Two new players in this mutual seek-and-destroy struggle between the plant and microbial worlds have been identified by an international team of researchers, including a plant scientist at UC Davis.

Findings from the study were published Thursday in the journal Science.

“In this study, we showed that a biochemical process known as tyrosine phosphorylation is important to the plant’s immune signaling system,” said study co-author Benjamin Schwessinger, a Human Frontier Science Program postdoctoral fellow in the UCD Department of Plant Pathology. Schwessinger initiated the work when at The Sainsbury Laboratory in Norwich, U.K.

“Furthermore, we demonstrated that a certain plant receptor that recognizes the presence of the Pseudomonas syringae bacterium also becomes the target for a counterattack when that bacterium attempts to fight back and suppress the plant’s immune system,” he said.

Plants’ innate, or built-in, immunity relies on the ability of molecular receptors on the surface of the plant cells to identify specific groups of molecules on the invading microbe, or pathogen. When a plant cell receptor recognizes such a group of molecules, it triggers the plant’s immune response to swing into action and battle the invading pathogen.

In this study, using the Arabidopsis plant as a model, the researchers showed for the first time that tyrosine phosphorylation is an important part of the “molecular code” for how a plant immune receptor, known as EFR, signals the presence of the EF-TU protein on Pseudomonas syringae, a disease-causing bacterium that infects a wide range of plant species.

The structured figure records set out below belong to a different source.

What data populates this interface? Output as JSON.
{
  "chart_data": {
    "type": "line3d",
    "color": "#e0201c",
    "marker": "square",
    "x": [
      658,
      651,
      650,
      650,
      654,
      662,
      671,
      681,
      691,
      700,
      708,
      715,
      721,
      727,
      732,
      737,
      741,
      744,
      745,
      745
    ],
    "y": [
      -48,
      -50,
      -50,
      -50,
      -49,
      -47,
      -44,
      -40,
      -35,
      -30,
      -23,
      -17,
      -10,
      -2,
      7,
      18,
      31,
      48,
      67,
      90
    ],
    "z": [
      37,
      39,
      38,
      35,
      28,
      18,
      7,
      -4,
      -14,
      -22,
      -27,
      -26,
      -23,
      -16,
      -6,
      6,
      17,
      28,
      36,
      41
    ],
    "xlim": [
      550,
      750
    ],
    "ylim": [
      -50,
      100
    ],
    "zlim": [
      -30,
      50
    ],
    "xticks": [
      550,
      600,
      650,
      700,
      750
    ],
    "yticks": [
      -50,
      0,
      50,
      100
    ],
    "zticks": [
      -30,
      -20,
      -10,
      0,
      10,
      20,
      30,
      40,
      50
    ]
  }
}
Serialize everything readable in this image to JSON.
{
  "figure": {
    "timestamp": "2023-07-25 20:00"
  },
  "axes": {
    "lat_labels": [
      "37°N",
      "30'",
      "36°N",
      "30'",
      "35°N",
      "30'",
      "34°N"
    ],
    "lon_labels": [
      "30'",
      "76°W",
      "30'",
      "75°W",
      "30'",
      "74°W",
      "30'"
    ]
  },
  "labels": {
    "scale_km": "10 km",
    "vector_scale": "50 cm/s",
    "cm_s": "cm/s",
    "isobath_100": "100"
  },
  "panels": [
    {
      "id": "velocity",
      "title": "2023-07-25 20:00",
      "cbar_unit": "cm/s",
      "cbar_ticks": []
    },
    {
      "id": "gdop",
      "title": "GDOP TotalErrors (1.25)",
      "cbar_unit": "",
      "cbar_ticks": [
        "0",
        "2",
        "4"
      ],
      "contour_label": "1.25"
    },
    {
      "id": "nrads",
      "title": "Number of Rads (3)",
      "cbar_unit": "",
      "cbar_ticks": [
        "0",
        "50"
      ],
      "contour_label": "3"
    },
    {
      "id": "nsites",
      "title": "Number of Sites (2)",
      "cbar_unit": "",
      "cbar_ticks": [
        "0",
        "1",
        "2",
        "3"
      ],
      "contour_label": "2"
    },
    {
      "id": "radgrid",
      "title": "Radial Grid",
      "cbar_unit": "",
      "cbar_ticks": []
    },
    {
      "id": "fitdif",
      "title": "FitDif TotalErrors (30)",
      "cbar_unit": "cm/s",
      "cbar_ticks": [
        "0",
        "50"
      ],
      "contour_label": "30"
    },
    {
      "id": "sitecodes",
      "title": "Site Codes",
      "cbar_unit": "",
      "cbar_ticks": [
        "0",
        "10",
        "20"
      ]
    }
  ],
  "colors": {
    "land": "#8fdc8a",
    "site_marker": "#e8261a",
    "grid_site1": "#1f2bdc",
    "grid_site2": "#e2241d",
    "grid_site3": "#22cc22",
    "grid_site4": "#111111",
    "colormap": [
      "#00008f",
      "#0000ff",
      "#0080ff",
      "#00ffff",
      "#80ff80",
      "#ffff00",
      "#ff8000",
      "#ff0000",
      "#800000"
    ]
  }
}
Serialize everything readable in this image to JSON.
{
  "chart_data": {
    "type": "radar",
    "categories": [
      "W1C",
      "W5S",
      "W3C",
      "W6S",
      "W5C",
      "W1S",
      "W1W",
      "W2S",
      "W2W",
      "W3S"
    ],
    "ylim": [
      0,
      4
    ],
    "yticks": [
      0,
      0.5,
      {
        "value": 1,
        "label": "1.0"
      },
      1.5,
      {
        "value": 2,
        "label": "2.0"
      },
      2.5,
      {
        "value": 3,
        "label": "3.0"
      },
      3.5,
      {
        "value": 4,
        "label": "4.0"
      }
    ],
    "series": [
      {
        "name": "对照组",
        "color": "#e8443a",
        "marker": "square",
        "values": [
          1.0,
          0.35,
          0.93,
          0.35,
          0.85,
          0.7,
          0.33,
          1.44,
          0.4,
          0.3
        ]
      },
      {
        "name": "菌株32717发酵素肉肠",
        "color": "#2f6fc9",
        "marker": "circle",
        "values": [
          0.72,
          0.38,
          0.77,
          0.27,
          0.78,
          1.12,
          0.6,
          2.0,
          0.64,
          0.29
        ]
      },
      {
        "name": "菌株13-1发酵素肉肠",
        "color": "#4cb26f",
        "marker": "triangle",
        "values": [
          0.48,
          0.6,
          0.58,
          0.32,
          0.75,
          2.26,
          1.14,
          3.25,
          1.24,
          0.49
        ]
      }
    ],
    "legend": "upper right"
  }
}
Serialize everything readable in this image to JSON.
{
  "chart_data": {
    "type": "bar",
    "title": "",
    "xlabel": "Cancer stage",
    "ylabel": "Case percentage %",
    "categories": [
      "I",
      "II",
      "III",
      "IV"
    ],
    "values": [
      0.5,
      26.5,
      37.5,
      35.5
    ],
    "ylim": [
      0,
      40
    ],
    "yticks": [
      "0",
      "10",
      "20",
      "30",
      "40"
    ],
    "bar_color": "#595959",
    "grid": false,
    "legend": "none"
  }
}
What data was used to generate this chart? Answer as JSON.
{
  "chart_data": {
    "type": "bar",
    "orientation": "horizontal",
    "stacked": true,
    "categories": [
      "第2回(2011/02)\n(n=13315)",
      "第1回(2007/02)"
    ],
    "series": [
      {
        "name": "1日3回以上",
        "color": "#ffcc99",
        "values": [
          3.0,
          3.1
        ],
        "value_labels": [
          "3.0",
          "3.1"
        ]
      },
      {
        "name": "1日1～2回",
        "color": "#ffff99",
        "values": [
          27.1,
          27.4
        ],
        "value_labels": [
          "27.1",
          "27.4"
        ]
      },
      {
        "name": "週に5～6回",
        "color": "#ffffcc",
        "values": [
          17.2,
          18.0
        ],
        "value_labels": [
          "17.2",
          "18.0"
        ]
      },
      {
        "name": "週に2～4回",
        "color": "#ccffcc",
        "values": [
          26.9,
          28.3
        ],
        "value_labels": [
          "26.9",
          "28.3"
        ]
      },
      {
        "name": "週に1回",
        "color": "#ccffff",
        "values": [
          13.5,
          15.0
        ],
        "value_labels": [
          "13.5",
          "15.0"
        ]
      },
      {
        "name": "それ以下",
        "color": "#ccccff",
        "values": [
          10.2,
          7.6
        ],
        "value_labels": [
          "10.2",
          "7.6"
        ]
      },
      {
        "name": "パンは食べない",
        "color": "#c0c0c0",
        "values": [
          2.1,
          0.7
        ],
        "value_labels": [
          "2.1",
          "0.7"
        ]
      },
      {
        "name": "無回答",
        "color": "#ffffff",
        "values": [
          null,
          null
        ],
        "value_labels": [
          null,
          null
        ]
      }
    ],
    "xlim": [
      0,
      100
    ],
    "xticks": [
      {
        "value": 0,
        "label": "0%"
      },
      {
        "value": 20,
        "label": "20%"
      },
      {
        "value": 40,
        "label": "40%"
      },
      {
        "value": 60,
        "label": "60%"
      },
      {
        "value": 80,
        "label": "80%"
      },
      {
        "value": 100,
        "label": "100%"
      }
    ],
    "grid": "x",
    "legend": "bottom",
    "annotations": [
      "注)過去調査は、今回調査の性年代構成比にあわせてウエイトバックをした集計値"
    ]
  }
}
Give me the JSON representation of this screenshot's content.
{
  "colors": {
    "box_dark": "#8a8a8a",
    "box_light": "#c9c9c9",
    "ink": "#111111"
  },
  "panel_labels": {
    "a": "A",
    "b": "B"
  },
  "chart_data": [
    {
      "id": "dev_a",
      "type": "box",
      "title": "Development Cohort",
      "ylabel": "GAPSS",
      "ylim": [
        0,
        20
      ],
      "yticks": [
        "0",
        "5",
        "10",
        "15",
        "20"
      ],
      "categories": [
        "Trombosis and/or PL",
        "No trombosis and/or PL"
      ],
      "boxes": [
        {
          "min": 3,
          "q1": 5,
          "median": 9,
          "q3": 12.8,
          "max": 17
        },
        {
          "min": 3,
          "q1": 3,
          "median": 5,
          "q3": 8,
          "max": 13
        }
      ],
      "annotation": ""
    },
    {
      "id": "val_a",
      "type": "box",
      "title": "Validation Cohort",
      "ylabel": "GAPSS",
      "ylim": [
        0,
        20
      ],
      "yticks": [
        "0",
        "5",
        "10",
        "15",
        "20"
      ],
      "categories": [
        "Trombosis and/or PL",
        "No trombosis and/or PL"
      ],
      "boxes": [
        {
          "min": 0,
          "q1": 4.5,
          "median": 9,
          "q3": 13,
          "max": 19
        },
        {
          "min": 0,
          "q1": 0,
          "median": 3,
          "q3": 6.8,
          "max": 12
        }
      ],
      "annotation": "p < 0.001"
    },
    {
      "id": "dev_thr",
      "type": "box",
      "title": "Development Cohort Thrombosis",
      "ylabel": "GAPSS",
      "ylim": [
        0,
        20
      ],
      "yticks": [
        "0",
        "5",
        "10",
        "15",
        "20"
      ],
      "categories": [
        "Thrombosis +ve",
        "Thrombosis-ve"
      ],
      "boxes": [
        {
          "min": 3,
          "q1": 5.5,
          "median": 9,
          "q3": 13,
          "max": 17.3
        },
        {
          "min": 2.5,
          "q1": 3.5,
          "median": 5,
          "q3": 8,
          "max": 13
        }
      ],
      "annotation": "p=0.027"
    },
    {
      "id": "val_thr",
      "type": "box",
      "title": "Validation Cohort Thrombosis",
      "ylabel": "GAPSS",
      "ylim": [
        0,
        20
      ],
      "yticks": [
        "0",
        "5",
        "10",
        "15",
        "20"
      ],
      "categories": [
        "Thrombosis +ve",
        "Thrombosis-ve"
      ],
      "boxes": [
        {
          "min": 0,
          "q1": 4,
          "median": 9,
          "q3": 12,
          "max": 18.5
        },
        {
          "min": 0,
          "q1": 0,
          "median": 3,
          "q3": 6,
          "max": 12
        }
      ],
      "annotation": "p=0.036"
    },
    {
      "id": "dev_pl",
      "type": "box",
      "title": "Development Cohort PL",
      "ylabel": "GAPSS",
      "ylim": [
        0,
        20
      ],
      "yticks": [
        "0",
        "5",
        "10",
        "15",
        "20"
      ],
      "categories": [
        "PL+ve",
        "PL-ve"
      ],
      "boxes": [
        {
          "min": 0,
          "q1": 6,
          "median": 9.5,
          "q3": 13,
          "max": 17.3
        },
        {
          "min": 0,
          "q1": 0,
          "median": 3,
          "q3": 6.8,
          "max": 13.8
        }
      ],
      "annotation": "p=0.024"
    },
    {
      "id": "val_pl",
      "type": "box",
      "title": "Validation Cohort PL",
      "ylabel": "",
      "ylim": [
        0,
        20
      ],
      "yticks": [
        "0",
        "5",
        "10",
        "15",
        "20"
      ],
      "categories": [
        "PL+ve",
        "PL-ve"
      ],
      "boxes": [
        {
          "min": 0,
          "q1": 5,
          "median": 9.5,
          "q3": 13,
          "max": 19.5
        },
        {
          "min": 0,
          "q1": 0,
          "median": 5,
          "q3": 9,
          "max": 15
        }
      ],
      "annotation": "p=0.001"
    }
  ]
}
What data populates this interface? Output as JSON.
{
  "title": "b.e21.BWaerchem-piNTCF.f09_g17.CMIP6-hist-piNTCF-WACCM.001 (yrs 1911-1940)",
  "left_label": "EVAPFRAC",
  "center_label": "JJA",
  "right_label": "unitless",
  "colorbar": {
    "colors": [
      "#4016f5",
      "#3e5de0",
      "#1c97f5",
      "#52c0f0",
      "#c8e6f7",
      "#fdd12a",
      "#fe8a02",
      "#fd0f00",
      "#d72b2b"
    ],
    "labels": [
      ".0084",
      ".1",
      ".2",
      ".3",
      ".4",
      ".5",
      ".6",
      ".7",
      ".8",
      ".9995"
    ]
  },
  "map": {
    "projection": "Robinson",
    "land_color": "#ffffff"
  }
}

Attacking bacteria, not to be outwitted by the plant’s immune response, tend to launch something of a counter-offensive by injecting proteins inside the plant cell.

In this study, the researchers discovered that the Pseudomonas syringae bacterium delivers its counter-punch to the plant’s immune response in the form of an enzyme called HopAO1. The enzyme has been known to researchers for about a decade, but this study was the first to identify which molecules it targets inside the plant cell.

“In effect, the plant and the attacking bacteria battle to take control of the biochemical process that initiates the plant’s antibacterial immunity,” Schwessinger said.